The most basic tool for allowing equitable access to a long and good life is housing policy. When people of all incomes can access a stable, decent, and affordable home, they do not face food insecurity or delayed health care. They can afford to save for a rainy day. They will not see their relationships uprooted by unwanted moves. With a focus on residents’ holistic needs, housing can do even more.
Senior housing providers have been at the forefront of designing and delivering programs that address residents’ housing needs and the need for a healthy and engaged life. The approach of Lutheran Senior Services (LSS), a nonprofit based in Missouri, shows how a person-focused mission allows holistic programs to improve quality of life.
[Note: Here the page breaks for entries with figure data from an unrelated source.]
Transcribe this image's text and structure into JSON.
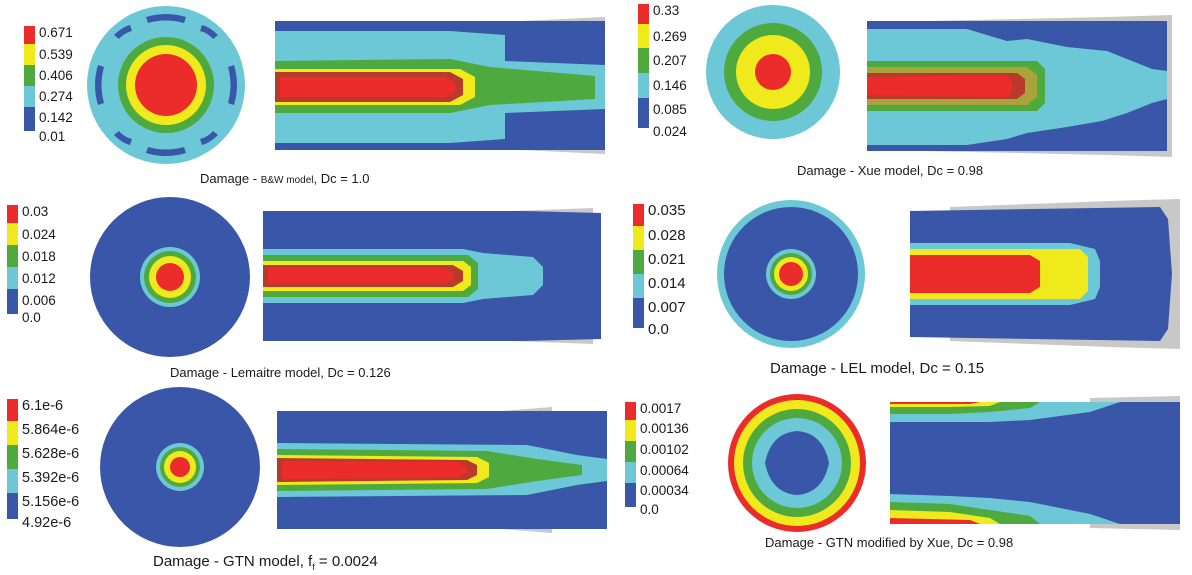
{
  "colors": {
    "red": "#ec2b2b",
    "yellow": "#f0ea1c",
    "green": "#4eaa3e",
    "cyan": "#6cc7d6",
    "blue": "#3a56a8",
    "darkred": "#b83a2c",
    "olive": "#a8a33a",
    "grey": "#c8c8c8"
  },
  "panels": [
    {
      "id": "bw",
      "legend": [
        "0.671",
        "0.539",
        "0.406",
        "0.274",
        "0.142",
        "0.01"
      ],
      "caption_prefix": "Damage - ",
      "caption_small": "B&W model",
      "caption_suffix": ", Dc = 1.0"
    },
    {
      "id": "xue",
      "legend": [
        "0.33",
        "0.269",
        "0.207",
        "0.146",
        "0.085",
        "0.024"
      ],
      "caption": "Damage - Xue model, Dc = 0.98"
    },
    {
      "id": "lemaitre",
      "legend": [
        "0.03",
        "0.024",
        "0.018",
        "0.012",
        "0.006",
        "0.0"
      ],
      "caption": "Damage - Lemaitre model, Dc = 0.126"
    },
    {
      "id": "lel",
      "legend": [
        "0.035",
        "0.028",
        "0.021",
        "0.014",
        "0.007",
        "0.0"
      ],
      "caption": "Damage - LEL model, Dc = 0.15"
    },
    {
      "id": "gtn",
      "legend": [
        "6.1e-6",
        "5.864e-6",
        "5.628e-6",
        "5.392e-6",
        "5.156e-6",
        "4.92e-6"
      ],
      "caption_prefix": "Damage - GTN model,  f",
      "caption_sub": "f",
      "caption_suffix": " = 0.0024"
    },
    {
      "id": "gtnxue",
      "legend": [
        "0.0017",
        "0.00136",
        "0.00102",
        "0.00064",
        "0.00034",
        "0.0"
      ],
      "caption": "Damage - GTN modified by Xue, Dc = 0.98"
    }
  ]
}
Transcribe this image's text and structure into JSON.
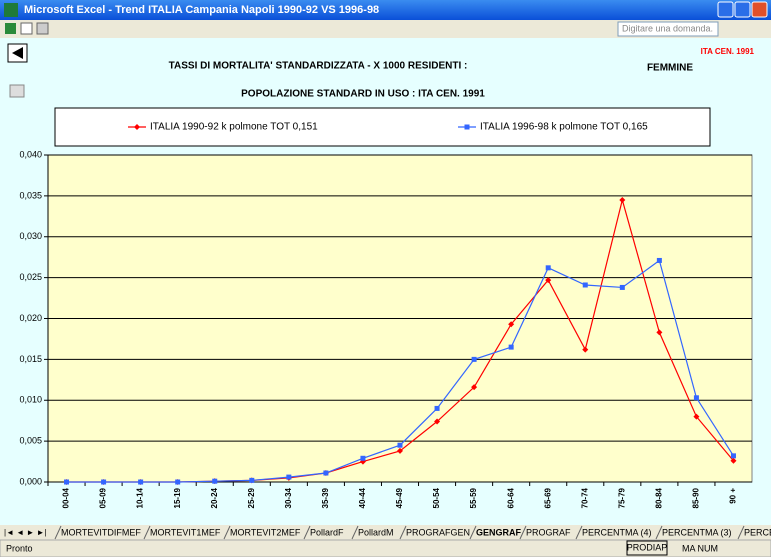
{
  "window": {
    "title": "Microsoft Excel - Trend ITALIA Campania Napoli 1990-92 VS 1996-98"
  },
  "toolbar": {
    "help_box": "Digitare una domanda."
  },
  "chart_data": {
    "type": "line",
    "title": "TASSI DI MORTALITA' STANDARDIZZATA - X 1000 RESIDENTI :",
    "subtitle": "POPOLAZIONE STANDARD IN USO : ITA CEN. 1991",
    "annotations": {
      "gender": "FEMMINE",
      "reference": "ITA CEN. 1991"
    },
    "categories": [
      "00-04",
      "05-09",
      "10-14",
      "15-19",
      "20-24",
      "25-29",
      "30-34",
      "35-39",
      "40-44",
      "45-49",
      "50-54",
      "55-59",
      "60-64",
      "65-69",
      "70-74",
      "75-79",
      "80-84",
      "85-90",
      "90 +"
    ],
    "series": [
      {
        "name": "ITALIA 1990-92 k polmone TOT 0,151",
        "color": "#ff0000",
        "marker": "diamond",
        "values": [
          0,
          0,
          0,
          0,
          0.0001,
          0.0002,
          0.0005,
          0.0011,
          0.0025,
          0.0038,
          0.0074,
          0.0116,
          0.0193,
          0.0247,
          0.0162,
          0.0345,
          0.0183,
          0.008,
          0.0026
        ]
      },
      {
        "name": "ITALIA 1996-98 k polmone TOT 0,165",
        "color": "#3366ff",
        "marker": "square",
        "values": [
          0,
          0,
          0,
          0,
          0.0001,
          0.0002,
          0.0006,
          0.0011,
          0.0029,
          0.0045,
          0.009,
          0.015,
          0.0165,
          0.0262,
          0.0241,
          0.0238,
          0.0271,
          0.0103,
          0.0032
        ]
      }
    ],
    "ylim": [
      0,
      0.04
    ],
    "yticks": [
      {
        "value": 0,
        "label": "0,000"
      },
      {
        "value": 0.005,
        "label": "0,005"
      },
      {
        "value": 0.01,
        "label": "0,010"
      },
      {
        "value": 0.015,
        "label": "0,015"
      },
      {
        "value": 0.02,
        "label": "0,020"
      },
      {
        "value": 0.025,
        "label": "0,025"
      },
      {
        "value": 0.03,
        "label": "0,030"
      },
      {
        "value": 0.035,
        "label": "0,035"
      },
      {
        "value": 0.04,
        "label": "0,040"
      }
    ],
    "grid": true
  },
  "sheet_tabs": [
    "MORTEVITDIFMEF",
    "MORTEVIT1MEF",
    "MORTEVIT2MEF",
    "PollardF",
    "PollardM",
    "PROGRAFGEN",
    "GENGRAF",
    "PROGRAF",
    "PERCENTMA (4)",
    "PERCENTMA (3)",
    "PERCEN"
  ],
  "status": {
    "left": "Pronto",
    "mode": "PRODIAP",
    "keys": "MA NUM"
  }
}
LSS has approximately 800 residents in its 10 affordable housing communities. A program called Project Wellness connects these residents with nursing services, health-monitoring kiosks, exercise programs, and wellness classes. Service coordinators host health fairs and facilitate self-management programs for residents with diabetes or other chronic diseases. More than 500 residents use the kiosks, which monitor and track pulse, blood pressure, weight, and other health indicators, on at least a monthly basis. “In no fewer than 120 occasions, we have caught something before it became critical,” says Susan Hutchinson, executive director of affordable housing for LSS. “We are not just providing housing; we are providing life for these folks.”
Service coordinators screen residents annually or upon discharge from a hospital visit. The screening results enable residents to age in place longer while identifying residents who can no longer remain independent and refering them and their families to assisted living. “If you want to get it down to dollars and cents, it is cheaper for you to pay me to put in the services to keep them at home than it is for Medicaid to pay for an assisted living room when they don’t need it,” says Hutchinson.
Internal collaboration between LSS’s programs, including continuing care retirement communities (CCRCs) that provide housing at market rates, has allowed LSS to avoid inefficiencies and share knowledge across programs. For example, wellness nurses in the affordable housing developments are managed not by the affordable housing division, which would have a steep learning curve, but the home and community services team. Similarly, the CCRCs and affordable housing programs have learned from each other. The wellness programs offered in affordable housing have informed programs at the CCRCs, and the activity directors in the CCRCs have offered guidance on resident engagement for the affordable housing developments.
“We try to keep people well, active, and socially engaged as long as we can—regardless of the level of care they may be in. This holds true for low-income older adults in our affordable housing programs as well as those in our continuing care retirement communities, hospice, or other home- and community-based service programs,” notes Hutchinson.
The ongoing challenge, though, is funding. For the affordable housing population, services need to be offered at little to no cost, but the resources to do that are by no means guaranteed.
“I have been in the affordable housing industry for 35 years. I have seen a lot of changes over the years,” says Hutchinson. “It is getting harder and harder to do good work because good work costs money and the money is not there.” The shortage of funds for senior affordable housing and supportive services has meant that service-enriched housing providers have become more resourceful to keep their programs afloat.
“We will never stop doing what we are doing because it is the right thing to do.”